Sollte keine Mehrheit für das Abkommen zustande kommen, will May bis 13. März dem Unterhaus die Frage vorlegen, ob die Abgeordneten einen Brexit ohne Vertrag wollen. „Das Vereinigte Königreich wird also nur ohne Deal am 29. März ausscheiden, wenn es die explizite Zustimmung dieses Hauses dazu gibt“, sagte May. Falls das Parlament Nein sagt, will May am 14. März den Vorschlag machen, bei der EU eine „begrenzte Verlängerung“ der zweijährigen Austrittsfrist zu beantragen. Eine Verschiebung wäre so gut wie sicher eine einmalige Angelegenheit und solle nicht länger als bis Ende Juni gelten. Stimmen die Abgeordneten und dann auch die EU zu, würde Großbritannien nicht am 29. März ausscheiden.

Die Gefahr eines britischen EU-Austritts mit Chaos und Unsicherheit ist damit vorerst kleiner geworden. Noch ist sie aber nicht gebannt. Denn bislang sind weder eine Mehrheit für das ausgehandelte Abkommen noch ein Durchbruch in den Gesprächen mit der Europäischen Union in Sicht.

Offiziell äußerte sich die EU nicht, doch signalisierte ein hochrangiger Vertreter in Brüssel Offenheit, wenn es so weit kommen sollte. „Eine Verlängerung um ein paar Monate wäre relativ einfach.“ Andere EU-Diplomaten wiederum unterstrichen, dass es keinen Durchbruch in der Substanz gebe. „Ich glaube, in der jetzigen Situation wäre eine Verlängerung eine vernünftige Lösung“, sagte am Montag indes EU-Ratspräsident Donald Tusk. Und er versprach „maximales Verständnis und guten Willen“ der übrigen 27 EU-Länder, die eine Verschiebung einstimmig billigen müssten.

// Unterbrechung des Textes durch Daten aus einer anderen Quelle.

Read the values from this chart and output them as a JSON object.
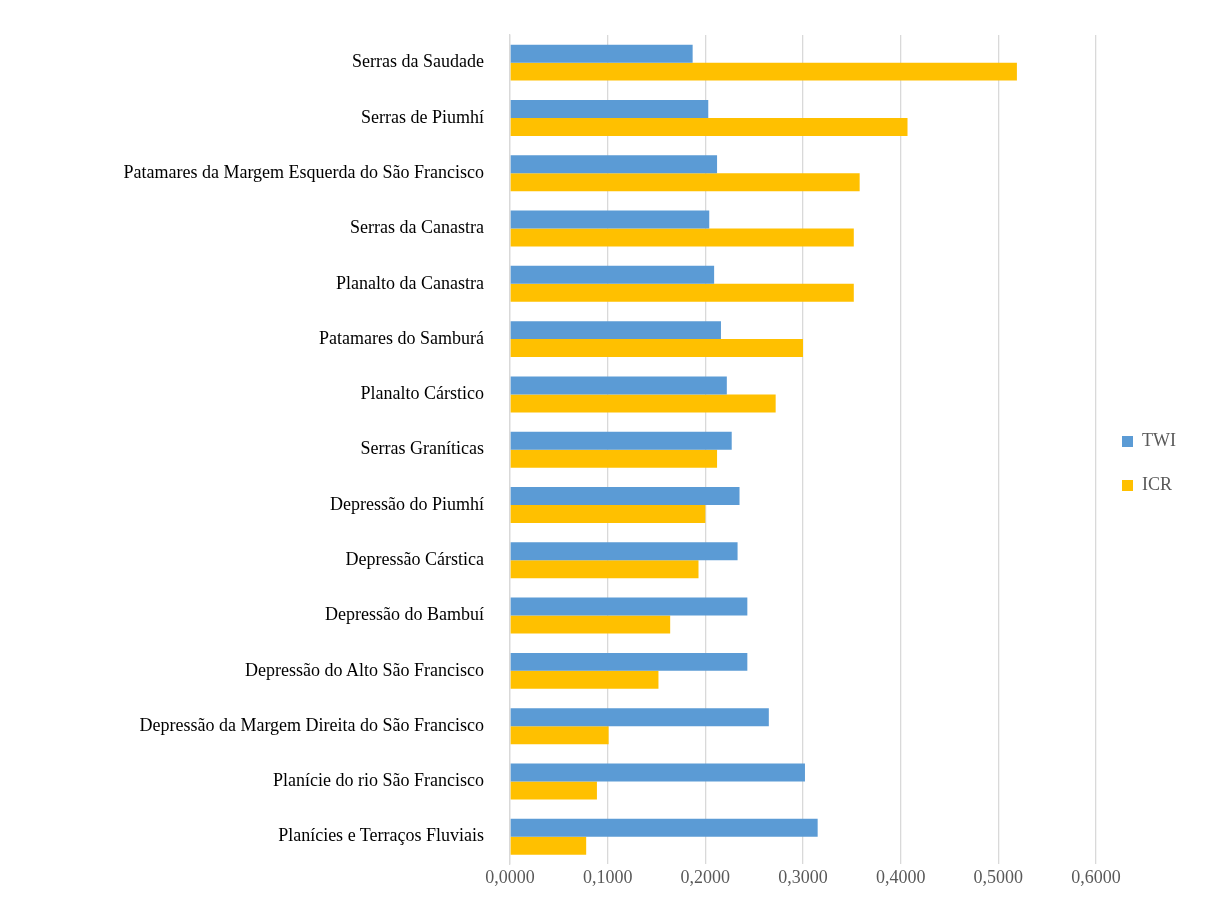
{
  "chart_data": {
    "type": "bar",
    "orientation": "horizontal",
    "categories": [
      "Serras da Saudade",
      "Serras de Piumhí",
      "Patamares da Margem Esquerda do São Francisco",
      "Serras da Canastra",
      "Planalto da Canastra",
      "Patamares do Samburá",
      "Planalto Cárstico",
      "Serras Graníticas",
      "Depressão do Piumhí",
      "Depressão Cárstica",
      "Depressão do Bambuí",
      "Depressão do Alto São Francisco",
      "Depressão da Margem Direita do São Francisco",
      "Planície do rio São Francisco",
      "Planícies e Terraços Fluviais"
    ],
    "series": [
      {
        "name": "TWI",
        "color": "#5b9bd5",
        "values": [
          0.187,
          0.203,
          0.212,
          0.204,
          0.209,
          0.216,
          0.222,
          0.227,
          0.235,
          0.233,
          0.243,
          0.243,
          0.265,
          0.302,
          0.315
        ]
      },
      {
        "name": "ICR",
        "color": "#ffc000",
        "values": [
          0.519,
          0.407,
          0.358,
          0.352,
          0.352,
          0.3,
          0.272,
          0.212,
          0.2,
          0.193,
          0.164,
          0.152,
          0.101,
          0.089,
          0.078
        ]
      }
    ],
    "xlim": [
      0,
      0.6
    ],
    "xticks": [
      {
        "value": 0,
        "label": "0,0000"
      },
      {
        "value": 0.1,
        "label": "0,1000"
      },
      {
        "value": 0.2,
        "label": "0,2000"
      },
      {
        "value": 0.3,
        "label": "0,3000"
      },
      {
        "value": 0.4,
        "label": "0,4000"
      },
      {
        "value": 0.5,
        "label": "0,5000"
      },
      {
        "value": 0.6,
        "label": "0,6000"
      }
    ],
    "grid": "x",
    "legend": "right"
  }
}
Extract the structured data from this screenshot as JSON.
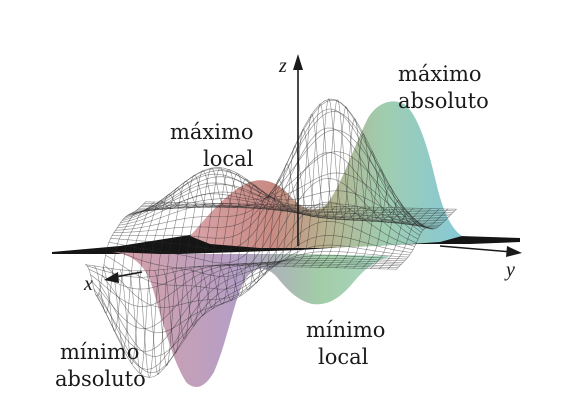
{
  "axes": {
    "x": "x",
    "y": "y",
    "z": "z"
  },
  "annotations": {
    "max_abs": [
      "máximo",
      "absoluto"
    ],
    "max_loc": [
      "máximo",
      "local"
    ],
    "min_loc": [
      "mínimo",
      "local"
    ],
    "min_abs": [
      "mínimo",
      "absoluto"
    ]
  },
  "icons": [
    "x-axis-arrow-icon",
    "y-axis-arrow-icon",
    "z-axis-arrow-icon"
  ],
  "colors": {
    "mesh_line": "#2b2b2b",
    "surface_peak": "#8fd1dc",
    "surface_red": "#e6a8a4",
    "surface_green": "#a7cfa8",
    "surface_purple": "#b7a6cc",
    "flat_plane": "#111111"
  }
}
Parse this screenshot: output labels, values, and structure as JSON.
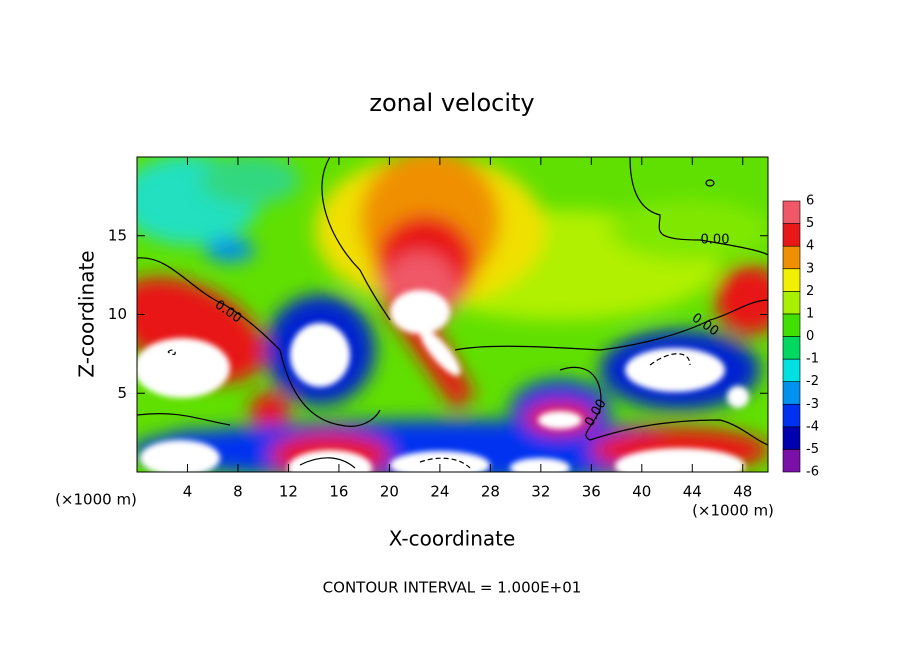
{
  "chart_data": {
    "type": "contour",
    "title": "zonal velocity",
    "x_label": "X-coordinate",
    "y_label": "Z-coordinate",
    "x_unit": "(×1000 m)",
    "y_unit": "(×1000 m)",
    "xlim": [
      0,
      50
    ],
    "xticks": [
      4,
      8,
      12,
      16,
      20,
      24,
      28,
      32,
      36,
      40,
      44,
      48
    ],
    "ylim": [
      0,
      20
    ],
    "yticks": [
      5,
      10,
      15
    ],
    "colorbar": {
      "levels": [
        -6,
        -5,
        -4,
        -3,
        -2,
        -1,
        0,
        1,
        2,
        3,
        4,
        5,
        6
      ],
      "colors": [
        "#7a10a8",
        "#0000b0",
        "#0030f0",
        "#0090f0",
        "#00e0e0",
        "#00d860",
        "#40e000",
        "#a8f000",
        "#f0f000",
        "#f09000",
        "#e81818",
        "#f05868",
        "#f0a0a8"
      ]
    },
    "contour_labels": [
      "0.00",
      "0.00",
      "0.00",
      "0.00"
    ],
    "footnote": "CONTOUR INTERVAL = 1.000E+01"
  }
}
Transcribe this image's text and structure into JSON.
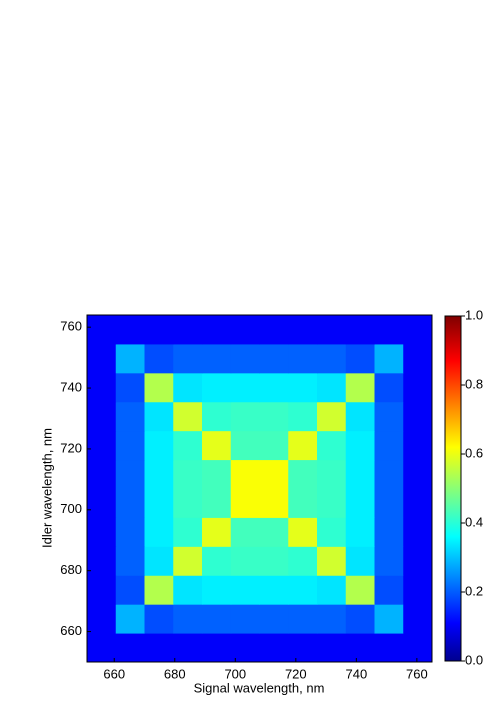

Zur Zeitspanne äußerte sich Tusk allerdings nicht. Als Hürde gilt die Europawahl vom 23. bis 26. Mai. Als EU-Mitglied müsste Großbritannien Abgeordnete wählen lassen. Auch May erklärte das zum Problem: „Eine Verlängerung bis nach Ende Juni würde bedeuten, dass Großbritannien sich an den Europawahlen beteiligen würde. Welche Botschaft würde das an die mehr als 17 Millionen Menschen senden, die vor fast drei Jahren dafür gestimmt haben, die EU zu verlassen?“ Nähme Großbritannien nicht an der Wahl teil, sei aber eine zweite Verschiebung extrem schwierig, sagte May, und die Gefahr eines No Deal Ende Juni damit noch höher. Sie betonte, dass sie eigentlich keine Verschiebung des Brexit-Termins wolle.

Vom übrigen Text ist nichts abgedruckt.